Normally, a team on a five-game winning streak might not get the urge to "respond" to that many things, but on Tuesday, Claude Julien got big responses from a guy he benched and a guy he'd scratched in the previous game. It ended up being the difference between victory and defeat.
Brad Marchand could have chalked Tuesday up to a personal loss when he was benched late in the second period due to an ill-advised penalty he took when he tried getting into it with Adam Henrique. The stunt landed him in the box to watch David Clarkson score a 5-on-3 goal to give the Devils a 1-0 lead, and he played only two shifts for the rest of the period. Julien put Benoit Pouliot on his line and swapped Chris Kelly in for him on the power play.
"Nothing was said. I got the hint by sitting on the bench," Marchand said. "He didn’t have to say anything. It’s just something you knew when you make mistakes and I know I made a couple tonight and I had to pay for it."
Marchand, who was riding a five-game point streak entering the night, could have let Tuesday just be the type of bad night that a player like him gets every once in a while. Instead, he changed his fortune by taking his first shift in the third period and scoring a breakaway goal to tie the game and give him points in six straight as the Bruins prevailed, 4-3.
"That's the way to respond, right?" Shawn Thornton said of the 23-year-old. "I guess he just said, 'Bench me anytime and I’ll respond,' huh? I know he was pretty upset with himself after that penalty. A penalty in the offensive zone is a tough one to take and I think he knows that. He did his time and then he came out and he did what he had to do to help the team out after that."
Then, two blown leads later, it was Pouliot's turn to respond. Pouliot was a surprise healthy scratch Saturday night when Julien opted to play Zach Hamill in his place against the Sabres. When Hamill was returned to Providence Sunday, it seemed pretty apparent that -- barring some miracle for Daniel Paille -- Pouliot would return to the lineup. A healthy scratch in previous stops in his career (Minnesota and Montreal), Pouliot admits he's had a hard time dealing with it in the past, but he buried his second goal of the season in game-winning fashion.
"Obviously I was frustrated," Pouliot said. "It sucks when you're out of the the lineup and you're ready to go, but you learn. Coaches talk to you, and the guys say, 'Keep your head up, you'll be back,' and that's what happened tonight. Hey, it paid off at the end, so I'm happy about that."

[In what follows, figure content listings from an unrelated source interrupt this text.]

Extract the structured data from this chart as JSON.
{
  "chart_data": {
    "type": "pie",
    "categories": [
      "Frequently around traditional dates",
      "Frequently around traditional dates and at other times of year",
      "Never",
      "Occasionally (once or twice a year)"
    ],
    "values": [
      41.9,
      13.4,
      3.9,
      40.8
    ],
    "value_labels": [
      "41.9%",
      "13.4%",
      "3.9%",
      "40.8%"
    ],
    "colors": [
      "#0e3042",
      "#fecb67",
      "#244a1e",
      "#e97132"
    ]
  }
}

With just over three minutes remaining in a 3-3 game, Pouliot went to the net as Joe Corvo threw a shot on Johan Hedberg from the half wall. The rebound bounced out to Pouliot, and he got just a piece of it. Disappointed that he didn't muster a strong enough shot to score, he watched the puck barely trickle past the right pad of Hedberg to give the B's the game-winning goal, and undoubtedly his brightest moment in a Bruins uniform.
"It took a long time," Pouliot said with a laugh as he described watching the puck travel the short distance into the net. "I was looking at it, and I'm like, 'Oh, maybe it’s not going to get there.' But you never know what happens when you put the puck on net and it paid off tonight."
It was a weak shot, a quick play, but an enormous response from Pouliot. He knows that the healthy scratched might come here and there, but as long as he can stay as motivated as he's been, the scratches won't be as ugly as they were on teams past.
"It's tough coming to a new team, when you've got to adjust to what they do. You don't want to mess up anything they did last year," Pouliot said. "I just try to jump in there, try to get on the same game plan as them. We're only -- what -- Fifteen or 16 games in, so there's plenty of hockey left. I've just got to keep my head up."
Say what you want about Julien, but his list of faults grows shorter and shorter as time progresses. Never mind the fact that he won some big trophy in Vancouver a few months ago, when he sends a message to his players, they respond.
The Bruins began the playoffs last season with Tyler Seguin, their most skilled player (but a long ways away from what he is now), up in the press box. It took until the Eastern Conference finals and a Patrice Bergeron concussion for Seguin to get in the lineup, and when he did, he was a different player. Despite playing sparingly in Game 1, his first-period move on Mike Lundin at the blue line and subsequent goal had B's fans wanting more and he delivered four more points in the second period the next game. It was the type of explosion the Bruins needed, and the perfect response to being scratched.
A regular-season win over New Jersey in November isn’t quite as emphatic an example as Seguin’s performance in May, but it was further proof that even a champion and folk hero like Marchand can still feel the need to respond and prove himself. That sends a pretty good message.
"It obviously says a lot about their character," Julien said of his players. "Sometimes you don’t even have to say much; you just get to the stage where, as they say, actions speak louder than words."